Productivity and long term growth
Going for Growth 2014: United States
The United States is one of the top performers among OECD countries in terms of both productivity and labour utilisation. It has shown signs recently of a broader-based recovery taking hold with growth gaining momentum. However, protracted labour market weaknesses, which have resulted in a substantial decline in labour force participation, and the recent sluggishness in productivity have highlighted a number of policy challenges to bring trend growth rates closer to pre-crisis levels.
Previous Going for Growth recommendations include:
- Enhance active labour market policies so as to reduce long-term unemployment and raise labour force participation.
- Foster further gains in productivity and income by increasing access to high-quality primary and secondary education.
- Improve the efficiency of the tax system to avoid distorting investment decisions and counter tax avoidance.
- Raise the efficiency of the healthcare sector to address the comparatively high spending and low coverage of health care.

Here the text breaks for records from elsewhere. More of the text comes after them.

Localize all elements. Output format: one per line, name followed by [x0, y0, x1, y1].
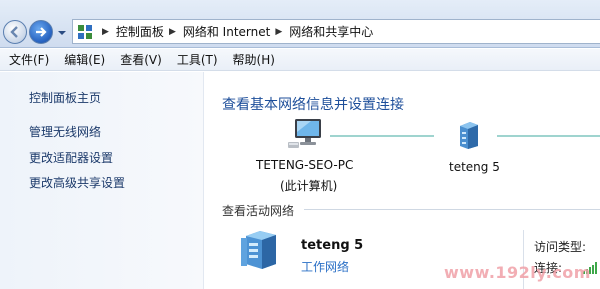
recent-pages-dropdown-icon[interactable]: [57, 29, 67, 37]
network-type-link[interactable]: 工作网络: [301, 258, 349, 275]
forward-arrow-icon: [36, 27, 47, 37]
menu-help[interactable]: 帮助(H): [233, 51, 275, 68]
breadcrumb-control-panel[interactable]: 控制面板: [116, 23, 164, 40]
menu-bar: 文件(F) 编辑(E) 查看(V) 工具(T) 帮助(H): [0, 49, 600, 71]
menu-edit[interactable]: 编辑(E): [64, 51, 105, 68]
network-router-icon[interactable]: [458, 120, 480, 150]
sidebar-change-adapter[interactable]: 更改适配器设置: [29, 149, 113, 166]
computer-name: TETENG-SEO-PC: [256, 158, 354, 172]
section-divider: [304, 209, 600, 210]
sidebar-advanced-sharing[interactable]: 更改高级共享设置: [29, 174, 125, 191]
network-map-line: [497, 135, 600, 137]
breadcrumb-separator-icon: ▶: [102, 26, 109, 37]
menu-view[interactable]: 查看(V): [120, 51, 162, 68]
computer-subtitle: (此计算机): [280, 179, 338, 193]
page-title: 查看基本网络信息并设置连接: [222, 97, 404, 113]
sidebar-manage-wireless[interactable]: 管理无线网络: [29, 123, 101, 140]
access-type-label: 访问类型:: [534, 240, 587, 254]
active-network-icon[interactable]: [240, 230, 284, 270]
breadcrumb-separator-icon: ▶: [168, 26, 176, 37]
breadcrumb[interactable]: ▶ 控制面板 ▶ 网络和 Internet ▶ 网络和共享中心: [72, 19, 600, 44]
active-network-name: teteng 5: [301, 238, 364, 253]
network-map-line: [330, 135, 434, 137]
sidebar-control-panel-home[interactable]: 控制面板主页: [29, 89, 101, 106]
control-panel-icon: [78, 24, 92, 39]
back-button[interactable]: [3, 20, 27, 44]
menu-tools[interactable]: 工具(T): [177, 51, 218, 68]
main-content: 查看基本网络信息并设置连接 TETENG-SEO-PC (此计算机) teten…: [205, 72, 600, 289]
forward-button[interactable]: [29, 20, 53, 44]
breadcrumb-separator-icon: ▶: [275, 26, 283, 37]
router-name: teteng 5: [449, 160, 500, 174]
computer-icon[interactable]: [287, 116, 325, 150]
active-networks-heading: 查看活动网络: [222, 204, 295, 218]
sidebar: 控制面板主页 管理无线网络 更改适配器设置 更改高级共享设置: [0, 72, 204, 289]
watermark: www.192ly.com: [444, 263, 591, 282]
breadcrumb-sharing-center[interactable]: 网络和共享中心: [289, 23, 373, 40]
back-arrow-icon: [10, 26, 18, 38]
menu-file[interactable]: 文件(F): [9, 51, 49, 68]
breadcrumb-network-internet[interactable]: 网络和 Internet: [183, 23, 270, 40]
address-bar-row: ▶ 控制面板 ▶ 网络和 Internet ▶ 网络和共享中心: [0, 0, 600, 48]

- Reduce producer supports to agriculture that distorts trade and production, by reducing production-related subsidies and remaining agricultural product import barriers.

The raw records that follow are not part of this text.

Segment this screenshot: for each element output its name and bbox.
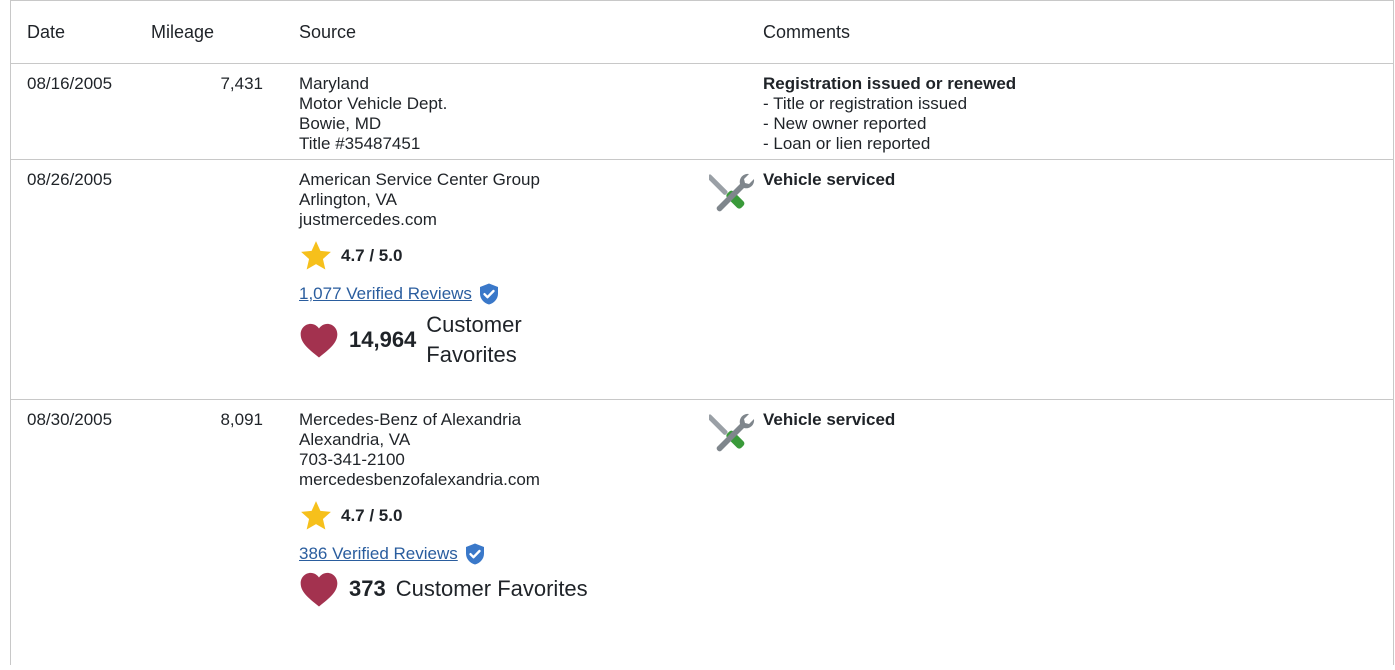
source-line: Alexandria, VA — [299, 430, 411, 449]
row-source: American Service Center Group Arlington,… — [283, 159, 763, 400]
favorites-count: 14,964 — [349, 327, 417, 352]
comment-title: Registration issued or renewed — [763, 74, 1017, 93]
row-comments: Vehicle serviced — [709, 400, 1393, 670]
favorites-label: Customer Favorites — [426, 312, 522, 367]
service-tools-icon — [709, 173, 755, 212]
header-date: Date — [11, 1, 151, 64]
star-icon — [301, 241, 331, 270]
table-header-row: Date Mileage Source Comments — [11, 1, 1393, 64]
header-mileage: Mileage — [151, 1, 283, 64]
table-row: 08/16/2005 7,431 Maryland Motor Vehicle … — [11, 63, 1393, 160]
customer-favorites: 14,964 Customer Favorites — [299, 310, 763, 370]
row-source: Mercedes-Benz of Alexandria Alexandria, … — [283, 400, 763, 670]
source-line: Bowie, MD — [299, 114, 382, 133]
source-line: Title #35487451 — [299, 134, 421, 153]
source-line: Mercedes-Benz of Alexandria — [299, 410, 522, 429]
row-date: 08/30/2005 — [27, 410, 113, 429]
comment-line: - Loan or lien reported — [763, 134, 931, 153]
vehicle-history-table: Date Mileage Source Comments 08/16/2005 … — [10, 0, 1394, 665]
row-comments: Registration issued or renewed - Title o… — [763, 63, 1393, 160]
comment-title: Vehicle serviced — [763, 170, 896, 189]
heart-icon — [300, 572, 338, 607]
source-line: mercedesbenzofalexandria.com — [299, 470, 540, 489]
reviews: 1,077 Verified Reviews — [299, 280, 763, 308]
comment-title: Vehicle serviced — [763, 410, 896, 429]
heart-icon — [300, 323, 338, 358]
row-date: 08/26/2005 — [11, 159, 151, 400]
comment-line: - Title or registration issued — [763, 94, 968, 113]
reviews: 386 Verified Reviews — [299, 540, 763, 568]
favorites-label: Customer Favorites — [395, 576, 588, 601]
star-icon — [301, 501, 331, 530]
service-comment: Vehicle serviced — [709, 170, 1393, 216]
history-table: Date Mileage Source Comments 08/16/2005 … — [11, 1, 1393, 670]
source-line: Arlington, VA — [299, 190, 397, 209]
row-mileage — [151, 159, 283, 400]
table-row: 08/26/2005 American Service Center Group… — [11, 159, 1393, 400]
row-source: Maryland Motor Vehicle Dept. Bowie, MD T… — [283, 63, 763, 160]
table-row: 08/30/2005 8,091 Mercedes-Benz of Alexan… — [11, 400, 1393, 670]
verified-shield-icon — [465, 543, 484, 565]
service-tools-icon — [709, 413, 755, 452]
header-source: Source — [283, 1, 763, 64]
comment-line: - New owner reported — [763, 114, 927, 133]
row-mileage: 8,091 — [220, 410, 263, 429]
row-comments: Vehicle serviced — [709, 159, 1393, 400]
customer-favorites: 373 Customer Favorites — [299, 570, 763, 608]
source-line: 703-341-2100 — [299, 450, 405, 469]
header-comments: Comments — [763, 1, 1393, 64]
verified-reviews-link[interactable]: 1,077 Verified Reviews — [299, 284, 472, 304]
source-line: Motor Vehicle Dept. — [299, 94, 448, 113]
favorites-count: 373 — [349, 576, 386, 601]
service-comment: Vehicle serviced — [709, 410, 1393, 456]
row-mileage: 7,431 — [151, 63, 283, 160]
source-line: Maryland — [299, 74, 369, 93]
source-line: American Service Center Group — [299, 170, 540, 189]
verified-reviews-link[interactable]: 386 Verified Reviews — [299, 544, 458, 564]
row-date: 08/16/2005 — [11, 63, 151, 160]
verified-shield-icon — [479, 283, 498, 305]
rating-value: 4.7 / 5.0 — [341, 246, 403, 265]
rating-value: 4.7 / 5.0 — [341, 506, 403, 525]
rating: 4.7 / 5.0 — [299, 238, 763, 274]
rating: 4.7 / 5.0 — [299, 498, 763, 534]
source-line: justmercedes.com — [299, 210, 437, 229]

Actions taken: Notable reforms in these areas over the past two years include:
- Implementation of the Affordable Care Act, which extends the health insurance coverage. The launch has been slowed down by technical problems, but is now under way. Nevertheless, further reforms will be needed to fully address the high costs.
- Community colleges are receiving funding to develop programs with employers for the unemployed. Also, implementation of common standards and competencies in secondary schools is on-going, supported by the “Race to the top” initiative.
The report also discusses the possible impact of structural reforms on other policy objectives (fiscal consolidation, rebalancing the current account and reducing income inequality). In the case of the United States, reforms in the area of education as well as improved access to health care should contribute to higher equality of opportunity, helping to reduce income inequalities.